Não consegui transferir o arquivo do meu computador para o da sala Vip porque entre as facilities disponibilizadas aos portadores do cartão ficam escondidos por trás de uma parede de madeira para evitar roubos, fraudes, panes e demais riscos. Tentei minha web-conexão Vivo, mas o celular não funcionou, tampouco o callcenter da dita operadora, em três exaustivas tentativas.

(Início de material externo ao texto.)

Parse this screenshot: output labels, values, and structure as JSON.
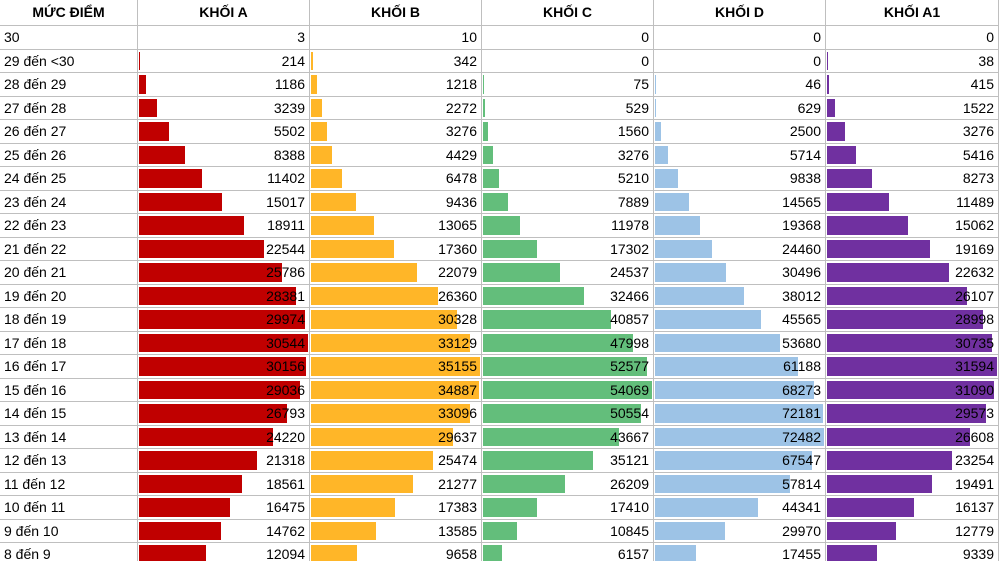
{
  "table": {
    "header": [
      "MỨC ĐIỂM",
      "KHỐI A",
      "KHỐI B",
      "KHỐI C",
      "KHỐI D",
      "KHỐI A1"
    ],
    "bar_colors": [
      "#c00000",
      "#ffb628",
      "#63be7b",
      "#9dc3e6",
      "#7030a0"
    ],
    "rows": [
      [
        "30",
        3,
        10,
        0,
        0,
        0
      ],
      [
        "29 đến <30",
        214,
        342,
        0,
        0,
        38
      ],
      [
        "28 đến 29",
        1186,
        1218,
        75,
        46,
        415
      ],
      [
        "27 đến 28",
        3239,
        2272,
        529,
        629,
        1522
      ],
      [
        "26 đến 27",
        5502,
        3276,
        1560,
        2500,
        3276
      ],
      [
        "25 đến 26",
        8388,
        4429,
        3276,
        5714,
        5416
      ],
      [
        "24 đến 25",
        11402,
        6478,
        5210,
        9838,
        8273
      ],
      [
        "23 đến 24",
        15017,
        9436,
        7889,
        14565,
        11489
      ],
      [
        "22 đến 23",
        18911,
        13065,
        11978,
        19368,
        15062
      ],
      [
        "21 đến 22",
        22544,
        17360,
        17302,
        24460,
        19169
      ],
      [
        "20 đến 21",
        25786,
        22079,
        24537,
        30496,
        22632
      ],
      [
        "19 đến 20",
        28381,
        26360,
        32466,
        38012,
        26107
      ],
      [
        "18 đến 19",
        29974,
        30328,
        40857,
        45565,
        28998
      ],
      [
        "17 đến 18",
        30544,
        33129,
        47998,
        53680,
        30735
      ],
      [
        "16 đến 17",
        30156,
        35155,
        52577,
        61188,
        31594
      ],
      [
        "15 đến 16",
        29036,
        34887,
        54069,
        68273,
        31090
      ],
      [
        "14 đến 15",
        26793,
        33096,
        50554,
        72181,
        29573
      ],
      [
        "13 đến 14",
        24220,
        29637,
        43667,
        72482,
        26608
      ],
      [
        "12 đến 13",
        21318,
        25474,
        35121,
        67547,
        23254
      ],
      [
        "11 đến 12",
        18561,
        21277,
        26209,
        57814,
        19491
      ],
      [
        "10 đến 11",
        16475,
        17383,
        17410,
        44341,
        16137
      ],
      [
        "9 đến 10",
        14762,
        13585,
        10845,
        29970,
        12779
      ],
      [
        "8 đến 9",
        12094,
        9658,
        6157,
        17455,
        9339
      ]
    ]
  }
}
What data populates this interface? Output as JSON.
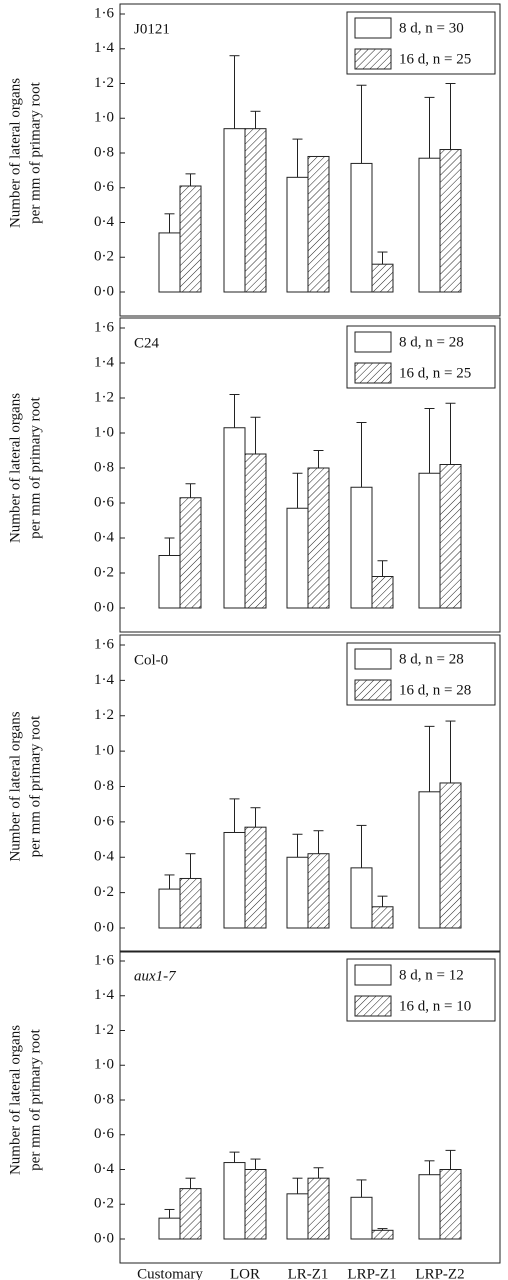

Depois de matar todo esse tempo, tomei o web-vôo das 16h20, cuja turbulência causada por ventos de 160 km/h foram saudados pelo web-comandante como capaz de balançar um pouquinho o gelo de nossos copos ou embalar o nosso sono. Depois de nos tranqüilizar quanto ao horário da chegada, o moço informou que atingíramos nove mil metros de altura, a 760 quilômetros por hora, com uma temperatura externa de quarenta graus negativos, "razão pela qual", como assinalou, "eu recomendo aos senhores que permaneçam do lado de dentro da aeronave".

Uma web-viagem, enfim, divertida, mas que teria sido de pouca serventia, não fosse pela expressão carioca que ouvi numa banca de jornal da rua Santa Luzia, lembrando um espírito que - creio - não morrerá jamais naquela cidade: "Estou mais enrolado do que bacalhau de cobra".